Mãos negras firmes seguram um longo pedaço de madeira. Suor na testa e força nos braços, o milho logo ali embaixo, esperando ser moído. Era neste utensílio, feito de tronco de árvore, que as escravas esmagavam os mais diversos alimentos: pilão, testemunha da força das mulheres negras.
Não por acaso esse também é o nome de um importante projeto de extensão da UFSM, o Programa Pilão — Presença negra no campo, coordenado pela professora Beatriz Rigon. Idealizado por integrantes do Grupo de Trabalho Cidadania em Ação, o projeto iniciou em 2005, com uma proposta bem diferente da atual.
Tudo começou com visitas às comunidades quilombolas próximas a Santa Maria. Idealizadora e coordenadora executiva do projeto, Vania Paulon conta que eram inúmeros os problemas existentes nas comunidades, desde a ausência de infraestrutura básica nas casas até a falta de alimentos.
O primeiro projeto do Pilão foram as “Ações contra a fome”, em que cestas básicas foram doadas à comunidade quilombola Arnesto Penna, localizada em Palma, 8º distrito de Santa Maria. Logo foi percebido, no entanto, que aquela comunidade, como outras que viriam a ser atendidas, não precisava apenas de comida.
“Não adiantava a gente ir lá e doar uma cesta básica que no final do mês acabava; eles precisavam conseguir se manter sozinhos. Algo mais precisava ser feito”, argumenta Vania.
O PILÃO EM AÇÃO
Algo mais o quê? Oficinas de crochê, de artesanato? Não, eles queriam mexer na terra. “Eles estavam acostumados a lidar com a vida no campo, é isso que eles queriam fazer: plantar, colher…”, analisa a idealizadora do projeto.
Diferentes oficinas começaram, então, a ser realizadas junto a cursos da UFSM nas comunidades de Palma, Restinga Seca e Formigueiro. Em parceria com o Colégio Politécnico, por exemplo, foram desenvolvidas oficinas de fruticultura, hortigranjeiros, e piscicultura.

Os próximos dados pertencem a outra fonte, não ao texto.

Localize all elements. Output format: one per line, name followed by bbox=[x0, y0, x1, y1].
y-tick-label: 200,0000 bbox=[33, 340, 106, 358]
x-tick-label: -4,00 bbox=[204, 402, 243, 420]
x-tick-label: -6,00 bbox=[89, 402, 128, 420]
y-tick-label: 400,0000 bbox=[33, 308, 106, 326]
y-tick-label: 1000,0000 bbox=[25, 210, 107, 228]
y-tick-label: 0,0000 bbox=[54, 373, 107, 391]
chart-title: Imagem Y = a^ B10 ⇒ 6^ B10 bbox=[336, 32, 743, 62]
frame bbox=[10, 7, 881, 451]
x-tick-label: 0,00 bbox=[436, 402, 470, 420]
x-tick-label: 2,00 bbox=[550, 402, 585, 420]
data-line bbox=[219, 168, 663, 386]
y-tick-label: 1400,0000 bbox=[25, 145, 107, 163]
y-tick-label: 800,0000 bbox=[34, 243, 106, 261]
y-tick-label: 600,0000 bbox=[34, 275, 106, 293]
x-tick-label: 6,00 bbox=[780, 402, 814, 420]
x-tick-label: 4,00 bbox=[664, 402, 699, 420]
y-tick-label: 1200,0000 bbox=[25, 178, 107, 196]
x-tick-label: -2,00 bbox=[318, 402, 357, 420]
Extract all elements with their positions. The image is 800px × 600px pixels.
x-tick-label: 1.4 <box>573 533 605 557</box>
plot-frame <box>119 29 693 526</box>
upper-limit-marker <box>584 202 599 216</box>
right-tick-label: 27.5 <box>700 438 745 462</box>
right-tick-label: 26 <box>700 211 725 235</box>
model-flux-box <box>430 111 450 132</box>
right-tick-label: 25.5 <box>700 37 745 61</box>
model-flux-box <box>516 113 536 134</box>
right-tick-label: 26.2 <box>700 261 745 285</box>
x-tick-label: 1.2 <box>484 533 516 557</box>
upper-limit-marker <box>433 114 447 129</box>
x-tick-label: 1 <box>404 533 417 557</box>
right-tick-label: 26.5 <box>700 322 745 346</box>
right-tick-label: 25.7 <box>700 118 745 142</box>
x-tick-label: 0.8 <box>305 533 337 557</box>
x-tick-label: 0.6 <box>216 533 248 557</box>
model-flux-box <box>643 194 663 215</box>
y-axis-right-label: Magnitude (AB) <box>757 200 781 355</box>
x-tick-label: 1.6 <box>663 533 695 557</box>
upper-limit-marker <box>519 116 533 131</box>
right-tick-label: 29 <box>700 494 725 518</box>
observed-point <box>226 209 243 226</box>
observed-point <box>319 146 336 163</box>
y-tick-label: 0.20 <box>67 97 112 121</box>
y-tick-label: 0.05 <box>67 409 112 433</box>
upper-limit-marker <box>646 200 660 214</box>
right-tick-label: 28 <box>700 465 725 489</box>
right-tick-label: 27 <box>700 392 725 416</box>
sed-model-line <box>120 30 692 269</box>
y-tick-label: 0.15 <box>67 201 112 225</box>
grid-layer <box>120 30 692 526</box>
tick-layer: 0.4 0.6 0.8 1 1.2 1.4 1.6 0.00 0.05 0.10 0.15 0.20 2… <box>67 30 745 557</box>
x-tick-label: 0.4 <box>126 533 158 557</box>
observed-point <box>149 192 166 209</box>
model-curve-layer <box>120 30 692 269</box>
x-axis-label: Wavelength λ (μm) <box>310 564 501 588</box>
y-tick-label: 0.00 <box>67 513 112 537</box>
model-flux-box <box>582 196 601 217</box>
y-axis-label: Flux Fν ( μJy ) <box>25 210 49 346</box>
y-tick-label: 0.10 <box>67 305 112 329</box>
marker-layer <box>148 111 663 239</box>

Logo vieram os resultados, para mostrar que o projeto estava no caminho certo: a senhora que, pela primeira vez, pôde pagar sua conta na farmácia com o dinheiro adquirido com a venda das ervilhas que ela mesma plantou, ou o jovem que criou os pintinhos que lhe foram dados até virarem galinhas poedeiras e, hoje, sustenta-se com a venda dos ovos.
O Pilão também busca melhorar a educação dos quilombolas. O mais novo projeto é o de alfabetização de adultos em Palma, coordenado pela professora do curso de Pedagogia Débora de Leão. Em um pequeno espaço construído pelo projeto, Débora e a pedagoga Jaqueline Brondani ensinam as letras, juntam as sílabas e formam palavras.
Na plateia, os alunos, com lápis nas mãos e olhos curiosos, atentam para cada volta do “c”, cada traço do “e”. E no final sai, com a dificuldade prazerosa de quem está aprendendo algo novo: ce-bo-la. Mais uma palavra no caderno dos alunos.
Vilmar Penna não tem dúvida sobre o que vai fazer quando aprender a ler.“Assim que eu souber mais um pouco, eu vou tirar a carteira de motorista”, comemora o senhor de 61 anos.
Consultas odontológicas e perfurações de poços artesianos também fazem parte da história do Pilão. Mais do que um projeto assistencial, o Programa Pilão é um canalizador de recursos. Através de atividades voltadas à saúde, educação ou capacitação, o foco vai ser sempre o mesmo: a qualidade de vida dos quilombolas.